Chola Turbo Steam Turbines

Back pressure turbines can either be single stage or multi-stage which are often used in industrial plants. The turbine serves as a reducing station between boiler and process steam header. These turbines can either be used for drive application (sugar mill drive, sugar fibrizor / shredder drive, pump drives and so on.) or power generation application in which case the turbine drives the generator.

These turbines are straight-back pressure type. These type of turbines find application where back pressure steam is fully utilized to meet process demands. The power generation is incidental to the process steam demand.

The back pressure turbine may also have bleed points (uncontrolled extractions) to satisfy steam demands at intermediate pressures. This provision is applicable when the bleed (medium pressure) steam volume demand is low and pressure variations can be tolerated. These turbines are of bleed cum back pressure type.

The back pressure turbine with one controlled extraction point is possible. This extraction steam is also used to meet process steam demand at intermediate pressure when volume demand is high and pressure variations cannot be tolerated. These turbines are of extraction cum back pressure type.

The condensing turbines take high pressure steam, expand it in turbine nozzles and blades, and exhaust it to a condenser at lower than atmospheric pressure. It is principally used when power must be generated with minimum steam consumption.

The condensing turbine may also have bleed points (uncontrolled extractions) to satisfy steam demands at medium intermediate pressures. This provision is applicable when the bleed (medium pressure) steam volume demand is low and pressure variations can be tolerated. These turbines are of bleed cum condensing type.

These type of turbines find application mainly for power generation where bleed steam is required for feed water heating (HP heater, LP heater and Deaerator requirement) and / or where bleed steam is utilized to meet small process demands.

The extraction condensing turbines are used when a constant pressure steam flow has to be extracted for process purposes. The constructional characteristics of these turbines are very similar to condensing turbines. From the second admission valve chest it is possible to inject low pressure steam, available in the plant to supply the power required by the plant. These turbines are typically used for co-generation where the turbine meets both the power and steam demand of the process plant. In these type of turbines the power generated can be maintained more or less at a steady level despite variation in process steam demands.

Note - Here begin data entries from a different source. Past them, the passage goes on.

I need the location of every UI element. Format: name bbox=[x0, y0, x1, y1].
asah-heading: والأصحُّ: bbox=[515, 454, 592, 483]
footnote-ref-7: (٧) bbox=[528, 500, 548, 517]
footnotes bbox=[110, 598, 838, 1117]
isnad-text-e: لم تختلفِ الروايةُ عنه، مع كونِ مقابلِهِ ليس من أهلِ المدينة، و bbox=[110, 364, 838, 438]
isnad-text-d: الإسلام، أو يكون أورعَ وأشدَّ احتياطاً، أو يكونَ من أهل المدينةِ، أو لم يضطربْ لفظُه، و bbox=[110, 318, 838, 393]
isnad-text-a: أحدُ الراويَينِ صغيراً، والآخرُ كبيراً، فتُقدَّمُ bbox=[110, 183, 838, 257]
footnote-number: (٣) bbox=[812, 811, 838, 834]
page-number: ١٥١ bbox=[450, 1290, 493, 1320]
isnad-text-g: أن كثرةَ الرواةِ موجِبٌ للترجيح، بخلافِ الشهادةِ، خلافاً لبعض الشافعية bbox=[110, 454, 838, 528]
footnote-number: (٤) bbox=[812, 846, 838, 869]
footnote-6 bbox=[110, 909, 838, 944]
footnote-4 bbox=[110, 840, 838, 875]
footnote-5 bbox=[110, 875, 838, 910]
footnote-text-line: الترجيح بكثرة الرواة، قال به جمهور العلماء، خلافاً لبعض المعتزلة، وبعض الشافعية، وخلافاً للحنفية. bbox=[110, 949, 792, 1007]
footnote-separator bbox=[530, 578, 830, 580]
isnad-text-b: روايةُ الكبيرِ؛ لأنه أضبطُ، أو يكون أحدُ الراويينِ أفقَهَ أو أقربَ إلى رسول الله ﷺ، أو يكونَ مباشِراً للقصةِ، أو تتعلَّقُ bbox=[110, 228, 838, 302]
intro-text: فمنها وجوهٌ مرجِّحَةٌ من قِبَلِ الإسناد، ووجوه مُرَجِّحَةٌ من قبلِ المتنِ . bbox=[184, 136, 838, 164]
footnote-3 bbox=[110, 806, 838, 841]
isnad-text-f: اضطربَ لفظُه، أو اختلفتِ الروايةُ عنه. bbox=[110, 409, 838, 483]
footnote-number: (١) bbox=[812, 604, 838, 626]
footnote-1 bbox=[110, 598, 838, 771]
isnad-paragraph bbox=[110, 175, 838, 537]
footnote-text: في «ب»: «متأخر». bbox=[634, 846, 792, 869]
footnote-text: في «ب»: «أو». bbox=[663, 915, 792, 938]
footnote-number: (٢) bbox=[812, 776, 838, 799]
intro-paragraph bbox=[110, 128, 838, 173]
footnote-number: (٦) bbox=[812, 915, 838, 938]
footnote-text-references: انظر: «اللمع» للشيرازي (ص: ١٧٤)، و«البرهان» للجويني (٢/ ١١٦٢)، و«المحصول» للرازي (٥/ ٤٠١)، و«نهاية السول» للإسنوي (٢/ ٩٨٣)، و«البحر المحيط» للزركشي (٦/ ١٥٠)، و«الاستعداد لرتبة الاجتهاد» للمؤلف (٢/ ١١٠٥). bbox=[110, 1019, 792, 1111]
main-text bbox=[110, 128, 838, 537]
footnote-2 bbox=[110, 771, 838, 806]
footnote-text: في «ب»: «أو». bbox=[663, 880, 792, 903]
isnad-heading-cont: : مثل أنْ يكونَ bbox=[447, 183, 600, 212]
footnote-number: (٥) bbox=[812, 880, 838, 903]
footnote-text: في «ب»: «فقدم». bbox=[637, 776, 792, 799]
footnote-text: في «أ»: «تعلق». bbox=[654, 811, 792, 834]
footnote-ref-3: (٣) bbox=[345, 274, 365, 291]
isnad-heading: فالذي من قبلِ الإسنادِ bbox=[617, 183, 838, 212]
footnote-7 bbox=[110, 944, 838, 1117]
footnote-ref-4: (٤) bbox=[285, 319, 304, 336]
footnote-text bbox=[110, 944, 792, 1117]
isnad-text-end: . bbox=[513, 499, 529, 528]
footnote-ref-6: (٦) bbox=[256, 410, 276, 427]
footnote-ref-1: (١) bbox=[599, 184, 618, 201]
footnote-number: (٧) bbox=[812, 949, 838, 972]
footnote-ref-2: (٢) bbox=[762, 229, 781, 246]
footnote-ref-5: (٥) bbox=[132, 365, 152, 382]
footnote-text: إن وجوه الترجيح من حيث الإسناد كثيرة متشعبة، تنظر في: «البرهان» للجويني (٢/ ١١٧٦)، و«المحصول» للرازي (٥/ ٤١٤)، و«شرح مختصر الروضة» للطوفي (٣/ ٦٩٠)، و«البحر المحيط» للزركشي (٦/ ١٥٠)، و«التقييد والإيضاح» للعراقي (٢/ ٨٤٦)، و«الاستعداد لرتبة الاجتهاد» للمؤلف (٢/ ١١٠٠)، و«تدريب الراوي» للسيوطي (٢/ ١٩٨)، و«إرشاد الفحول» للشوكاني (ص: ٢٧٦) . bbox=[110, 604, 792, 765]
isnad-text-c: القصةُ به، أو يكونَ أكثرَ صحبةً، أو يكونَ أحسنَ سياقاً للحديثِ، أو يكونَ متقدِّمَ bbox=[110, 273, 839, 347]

In some cases it may be necessary to have both bleed and controlled extraction steams from the condensing turbine. These turbines are of bleed cum extraction condensing type.

The HP casing is made of cast alloy steel and is characterized by its simple cylindrical shape. Pre-stressed bolts hold the two sections together at the horizontal flange. The design of the flange is such that it ensures complete tightness of the joint without sealing materials.

The pattern for casting the HP casing is assembled according to the size of turbine, taking into account the extraction pipes and extraction control valve flanges.
The HP casing contains the standardized components, such as nozzle plates, shaft seal box and diaphragms all flexibly suspended to allow for thermal expansion.

The rotors of turbines are made from single piece forgings. The shape of the rotor depends on the type of turbine and may possess up to nineteen impulse wheels in a double extraction turbine.
Thrust Bearing is provided to absorb the axial thrust caused by the steam.
The rotor, complete with blading, is dynamically balanced and also undergoes a test at 10% above normal speed. Design of the shafts is aided by modern computer programs.

At the inlet end the rotor is fitted with a combined axial and radial bearing & at the exhaust it is supported by a radial bearing. the Bearing shells are fitted in housings supported by the lower part of the turbine casing.
The forces caused by the weight and reaction, are transferred in this design from the turbine casing to the foundations. In the event of the casing temperature changing, the bearings and the rotor can accommodate the movement due to thermal expansions without any change in their relative positions. By arranging the axial bearing at the inlet end, the working clearances for the HP shaft seal and that part of the blading which, with the smallest dimensions reacts most sensitively to changes in geometry, are almost constant.